Search code examples
pythonmongodbpymongo-3.x

how to find and remove duplicates documents from mongodb collection using python


how to find and remove duplicates documents from mongodb using python. We have total 7 documents/records out of 2 documents/records are duplicate. so need to find those duplicate document/records and delete from same collection. In the documents we will have 100 attributes so we can not find documents based on few attributes.
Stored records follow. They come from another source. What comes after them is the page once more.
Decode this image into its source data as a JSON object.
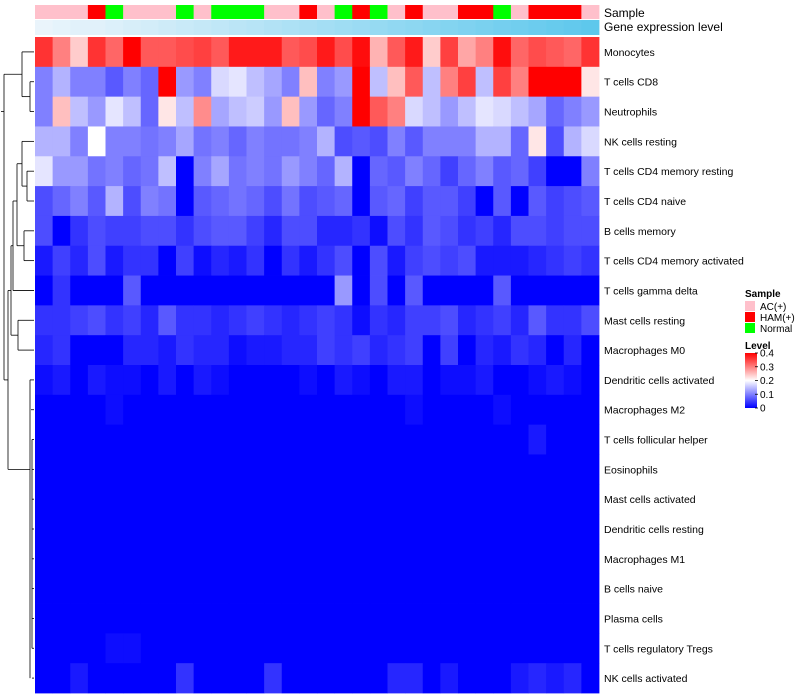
{
  "chart_data": {
    "type": "heatmap",
    "title": "",
    "n_samples": 32,
    "sample_annotation": {
      "label": "Sample",
      "values": [
        "AC(+)",
        "AC(+)",
        "AC(+)",
        "HAM(+)",
        "Normal",
        "AC(+)",
        "AC(+)",
        "AC(+)",
        "Normal",
        "AC(+)",
        "Normal",
        "Normal",
        "Normal",
        "AC(+)",
        "AC(+)",
        "HAM(+)",
        "AC(+)",
        "Normal",
        "HAM(+)",
        "Normal",
        "AC(+)",
        "HAM(+)",
        "AC(+)",
        "AC(+)",
        "HAM(+)",
        "HAM(+)",
        "Normal",
        "AC(+)",
        "HAM(+)",
        "HAM(+)",
        "HAM(+)",
        "AC(+)"
      ]
    },
    "gene_expression_annotation": {
      "label": "Gene expression level",
      "values": [
        0.05,
        0.06,
        0.07,
        0.07,
        0.08,
        0.09,
        0.1,
        0.11,
        0.12,
        0.13,
        0.14,
        0.15,
        0.16,
        0.17,
        0.18,
        0.19,
        0.2,
        0.21,
        0.22,
        0.23,
        0.24,
        0.25,
        0.26,
        0.27,
        0.28,
        0.29,
        0.3,
        0.31,
        0.32,
        0.33,
        0.34,
        0.35
      ],
      "low_color": "#eaf4fb",
      "high_color": "#5ec8ec"
    },
    "rows": [
      {
        "name": "Monocytes",
        "values": [
          0.36,
          0.3,
          0.24,
          0.36,
          0.32,
          0.4,
          0.33,
          0.33,
          0.34,
          0.35,
          0.33,
          0.38,
          0.38,
          0.38,
          0.33,
          0.34,
          0.38,
          0.34,
          0.39,
          0.26,
          0.33,
          0.38,
          0.24,
          0.35,
          0.27,
          0.3,
          0.39,
          0.32,
          0.34,
          0.33,
          0.32,
          0.36
        ]
      },
      {
        "name": "T cells CD8",
        "values": [
          0.1,
          0.14,
          0.1,
          0.1,
          0.07,
          0.1,
          0.08,
          0.4,
          0.12,
          0.1,
          0.17,
          0.18,
          0.15,
          0.13,
          0.1,
          0.25,
          0.1,
          0.12,
          0.4,
          0.15,
          0.25,
          0.33,
          0.15,
          0.3,
          0.35,
          0.15,
          0.35,
          0.3,
          0.4,
          0.4,
          0.4,
          0.22
        ]
      },
      {
        "name": "Neutrophils",
        "values": [
          0.1,
          0.25,
          0.15,
          0.12,
          0.18,
          0.15,
          0.08,
          0.22,
          0.15,
          0.29,
          0.13,
          0.15,
          0.16,
          0.12,
          0.25,
          0.12,
          0.08,
          0.1,
          0.4,
          0.33,
          0.3,
          0.17,
          0.15,
          0.12,
          0.15,
          0.18,
          0.17,
          0.15,
          0.13,
          0.08,
          0.1,
          0.12
        ]
      },
      {
        "name": "NK cells resting",
        "values": [
          0.14,
          0.14,
          0.1,
          0.2,
          0.1,
          0.1,
          0.09,
          0.1,
          0.13,
          0.09,
          0.1,
          0.08,
          0.1,
          0.09,
          0.09,
          0.1,
          0.14,
          0.06,
          0.07,
          0.06,
          0.1,
          0.07,
          0.1,
          0.1,
          0.1,
          0.14,
          0.14,
          0.08,
          0.22,
          0.06,
          0.14,
          0.17
        ]
      },
      {
        "name": "T cells CD4 memory resting",
        "values": [
          0.18,
          0.12,
          0.12,
          0.09,
          0.1,
          0.08,
          0.09,
          0.15,
          0.0,
          0.1,
          0.13,
          0.09,
          0.1,
          0.09,
          0.12,
          0.1,
          0.08,
          0.14,
          0.0,
          0.08,
          0.07,
          0.1,
          0.08,
          0.05,
          0.08,
          0.1,
          0.07,
          0.08,
          0.05,
          0.0,
          0.0,
          0.1
        ]
      },
      {
        "name": "T cells CD4 naive",
        "values": [
          0.06,
          0.08,
          0.1,
          0.07,
          0.14,
          0.06,
          0.1,
          0.09,
          0.0,
          0.07,
          0.08,
          0.09,
          0.08,
          0.06,
          0.09,
          0.06,
          0.07,
          0.08,
          0.0,
          0.07,
          0.08,
          0.05,
          0.07,
          0.07,
          0.05,
          0.0,
          0.07,
          0.0,
          0.07,
          0.05,
          0.06,
          0.07
        ]
      },
      {
        "name": "B cells memory",
        "values": [
          0.06,
          0.0,
          0.04,
          0.06,
          0.05,
          0.05,
          0.06,
          0.06,
          0.04,
          0.06,
          0.07,
          0.07,
          0.05,
          0.03,
          0.06,
          0.06,
          0.03,
          0.03,
          0.04,
          0.01,
          0.06,
          0.04,
          0.07,
          0.06,
          0.04,
          0.05,
          0.03,
          0.06,
          0.06,
          0.05,
          0.06,
          0.06
        ]
      },
      {
        "name": "T cells CD4 memory activated",
        "values": [
          0.02,
          0.05,
          0.03,
          0.06,
          0.02,
          0.04,
          0.04,
          0.0,
          0.05,
          0.01,
          0.03,
          0.02,
          0.04,
          0.0,
          0.04,
          0.02,
          0.04,
          0.06,
          0.0,
          0.06,
          0.02,
          0.05,
          0.06,
          0.05,
          0.06,
          0.02,
          0.02,
          0.02,
          0.03,
          0.04,
          0.05,
          0.04
        ]
      },
      {
        "name": "T cells gamma delta",
        "values": [
          0.0,
          0.04,
          0.0,
          0.0,
          0.0,
          0.07,
          0.0,
          0.0,
          0.0,
          0.0,
          0.0,
          0.0,
          0.0,
          0.0,
          0.0,
          0.0,
          0.0,
          0.12,
          0.0,
          0.06,
          0.0,
          0.07,
          0.0,
          0.0,
          0.0,
          0.0,
          0.07,
          0.0,
          0.0,
          0.0,
          0.0,
          0.0
        ]
      },
      {
        "name": "Mast cells resting",
        "values": [
          0.04,
          0.04,
          0.05,
          0.06,
          0.04,
          0.05,
          0.03,
          0.07,
          0.04,
          0.04,
          0.03,
          0.04,
          0.05,
          0.04,
          0.03,
          0.04,
          0.05,
          0.04,
          0.01,
          0.04,
          0.03,
          0.05,
          0.05,
          0.06,
          0.03,
          0.04,
          0.05,
          0.03,
          0.07,
          0.04,
          0.04,
          0.06
        ]
      },
      {
        "name": "Macrophages M0",
        "values": [
          0.03,
          0.04,
          0.0,
          0.0,
          0.0,
          0.03,
          0.03,
          0.02,
          0.04,
          0.03,
          0.03,
          0.01,
          0.02,
          0.02,
          0.03,
          0.03,
          0.05,
          0.04,
          0.05,
          0.03,
          0.04,
          0.05,
          0.0,
          0.05,
          0.0,
          0.03,
          0.02,
          0.04,
          0.03,
          0.0,
          0.03,
          0.0
        ]
      },
      {
        "name": "Dendritic cells activated",
        "values": [
          0.01,
          0.02,
          0.0,
          0.02,
          0.01,
          0.01,
          0.0,
          0.02,
          0.0,
          0.02,
          0.01,
          0.0,
          0.0,
          0.0,
          0.0,
          0.01,
          0.0,
          0.02,
          0.01,
          0.0,
          0.02,
          0.02,
          0.0,
          0.01,
          0.01,
          0.02,
          0.0,
          0.0,
          0.01,
          0.02,
          0.01,
          0.0
        ]
      },
      {
        "name": "Macrophages M2",
        "values": [
          0.0,
          0.0,
          0.0,
          0.0,
          0.01,
          0.0,
          0.0,
          0.0,
          0.0,
          0.0,
          0.0,
          0.0,
          0.0,
          0.0,
          0.0,
          0.0,
          0.0,
          0.0,
          0.0,
          0.0,
          0.0,
          0.01,
          0.0,
          0.0,
          0.0,
          0.0,
          0.01,
          0.0,
          0.0,
          0.0,
          0.0,
          0.0
        ]
      },
      {
        "name": "T cells follicular helper",
        "values": [
          0.0,
          0.0,
          0.0,
          0.0,
          0.0,
          0.0,
          0.0,
          0.0,
          0.0,
          0.0,
          0.0,
          0.0,
          0.0,
          0.0,
          0.0,
          0.0,
          0.0,
          0.0,
          0.0,
          0.0,
          0.0,
          0.0,
          0.0,
          0.0,
          0.0,
          0.0,
          0.0,
          0.0,
          0.02,
          0.0,
          0.0,
          0.0
        ]
      },
      {
        "name": "Eosinophils",
        "values": [
          0.0,
          0.0,
          0.0,
          0.0,
          0.0,
          0.0,
          0.0,
          0.0,
          0.0,
          0.0,
          0.0,
          0.0,
          0.0,
          0.0,
          0.0,
          0.0,
          0.0,
          0.0,
          0.0,
          0.0,
          0.0,
          0.0,
          0.0,
          0.0,
          0.0,
          0.0,
          0.0,
          0.0,
          0.0,
          0.0,
          0.0,
          0.0
        ]
      },
      {
        "name": "Mast cells activated",
        "values": [
          0.0,
          0.0,
          0.0,
          0.0,
          0.0,
          0.0,
          0.0,
          0.0,
          0.0,
          0.0,
          0.0,
          0.0,
          0.0,
          0.0,
          0.0,
          0.0,
          0.0,
          0.0,
          0.0,
          0.0,
          0.0,
          0.0,
          0.0,
          0.0,
          0.0,
          0.0,
          0.0,
          0.0,
          0.0,
          0.0,
          0.0,
          0.0
        ]
      },
      {
        "name": "Dendritic cells resting",
        "values": [
          0.0,
          0.0,
          0.0,
          0.0,
          0.0,
          0.0,
          0.0,
          0.0,
          0.0,
          0.0,
          0.0,
          0.0,
          0.0,
          0.0,
          0.0,
          0.0,
          0.0,
          0.0,
          0.0,
          0.0,
          0.0,
          0.0,
          0.0,
          0.0,
          0.0,
          0.0,
          0.0,
          0.0,
          0.0,
          0.0,
          0.0,
          0.0
        ]
      },
      {
        "name": "Macrophages M1",
        "values": [
          0.0,
          0.0,
          0.0,
          0.0,
          0.0,
          0.0,
          0.0,
          0.0,
          0.0,
          0.0,
          0.0,
          0.0,
          0.0,
          0.0,
          0.0,
          0.0,
          0.0,
          0.0,
          0.0,
          0.0,
          0.0,
          0.0,
          0.0,
          0.0,
          0.0,
          0.0,
          0.0,
          0.0,
          0.0,
          0.0,
          0.0,
          0.0
        ]
      },
      {
        "name": "B cells naive",
        "values": [
          0.0,
          0.0,
          0.0,
          0.0,
          0.0,
          0.0,
          0.0,
          0.0,
          0.0,
          0.0,
          0.0,
          0.0,
          0.0,
          0.0,
          0.0,
          0.0,
          0.0,
          0.0,
          0.0,
          0.0,
          0.0,
          0.0,
          0.0,
          0.0,
          0.0,
          0.0,
          0.0,
          0.0,
          0.0,
          0.0,
          0.0,
          0.0
        ]
      },
      {
        "name": "Plasma cells",
        "values": [
          0.0,
          0.0,
          0.0,
          0.0,
          0.0,
          0.0,
          0.0,
          0.0,
          0.0,
          0.0,
          0.0,
          0.0,
          0.0,
          0.0,
          0.0,
          0.0,
          0.0,
          0.0,
          0.0,
          0.0,
          0.0,
          0.0,
          0.0,
          0.0,
          0.0,
          0.0,
          0.0,
          0.0,
          0.0,
          0.0,
          0.0,
          0.0
        ]
      },
      {
        "name": "T cells regulatory  Tregs",
        "values": [
          0.0,
          0.0,
          0.0,
          0.0,
          0.01,
          0.01,
          0.0,
          0.0,
          0.0,
          0.0,
          0.0,
          0.0,
          0.0,
          0.0,
          0.0,
          0.0,
          0.0,
          0.0,
          0.0,
          0.0,
          0.0,
          0.0,
          0.0,
          0.0,
          0.0,
          0.0,
          0.0,
          0.0,
          0.0,
          0.0,
          0.0,
          0.0
        ]
      },
      {
        "name": "NK cells activated",
        "values": [
          0.0,
          0.0,
          0.02,
          0.0,
          0.0,
          0.0,
          0.0,
          0.0,
          0.04,
          0.0,
          0.0,
          0.0,
          0.0,
          0.04,
          0.0,
          0.0,
          0.0,
          0.0,
          0.0,
          0.0,
          0.03,
          0.03,
          0.0,
          0.02,
          0.0,
          0.0,
          0.0,
          0.02,
          0.03,
          0.02,
          0.03,
          0.0
        ]
      }
    ],
    "color_scale": {
      "min": 0,
      "mid": 0.2,
      "max": 0.4,
      "low_color": "#0000ff",
      "mid_color": "#ffffff",
      "high_color": "#ff0000"
    },
    "legends": {
      "sample": {
        "title": "Sample",
        "entries": [
          {
            "label": "AC(+)",
            "color": "#ffc0cb"
          },
          {
            "label": "HAM(+)",
            "color": "#ff0000"
          },
          {
            "label": "Normal",
            "color": "#00ff00"
          }
        ]
      },
      "level": {
        "title": "Level",
        "ticks": [
          0.4,
          0.3,
          0.2,
          0.1,
          0
        ]
      }
    }
  }
}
We need exact duplicate document/records

MongoDB collection

[
    { 'name': 'Amy', 'address': 'Apple st 652', 'age': 34 },
    { 'name': 'Hannah', 'address': 'Mountain 21', 'age': 34 },
    { 'name': 'Hannah', 'address': 'Mountain 21', 'age': 34 },
    { 'name': 'Amy', 'address': 'Apple st 652', 'age': 34 },
    { 'name': 'Richard', 'address': 'Sky st 331', 'age': 34 },
    { 'name': 'Chuck', 'address': 'Main Road 989', 'age': 34 },
    { 'name': 'Viola', 'address': 'Sideway 1633', 'age': 34 },
];

Output Collection

[
    { 'name': 'Amy', 'address': 'Apple st 652' },
    { 'name': 'Hannah', 'address': 'Mountain 21' },
    { 'name': 'Richard', 'address': 'Sky st 331' },
    { 'name': 'Chuck', 'address': 'Main Road 989' },
    { 'name': 'Viola', 'address': 'Sideway 1633' },
];

Solution

  • You can use the $$ROOT which represents the full document and group on that, like so:

    db.collection.aggregate([
      {
        $project: {
          _id: 0,
          
        }
      },
      {
        $group: {
          _id: "$$ROOT"
        }
      },
      {
        $replaceRoot: {
          newRoot: "$_id"
        }
      }
    ])
    

    As you can see we have to remove the _id field as it's unique and would ruin the approach, an additional point to consider is that this loads the entire collection into memory. If you machine can't handle it you have no other choice but to incorporate code and paginate over the collection.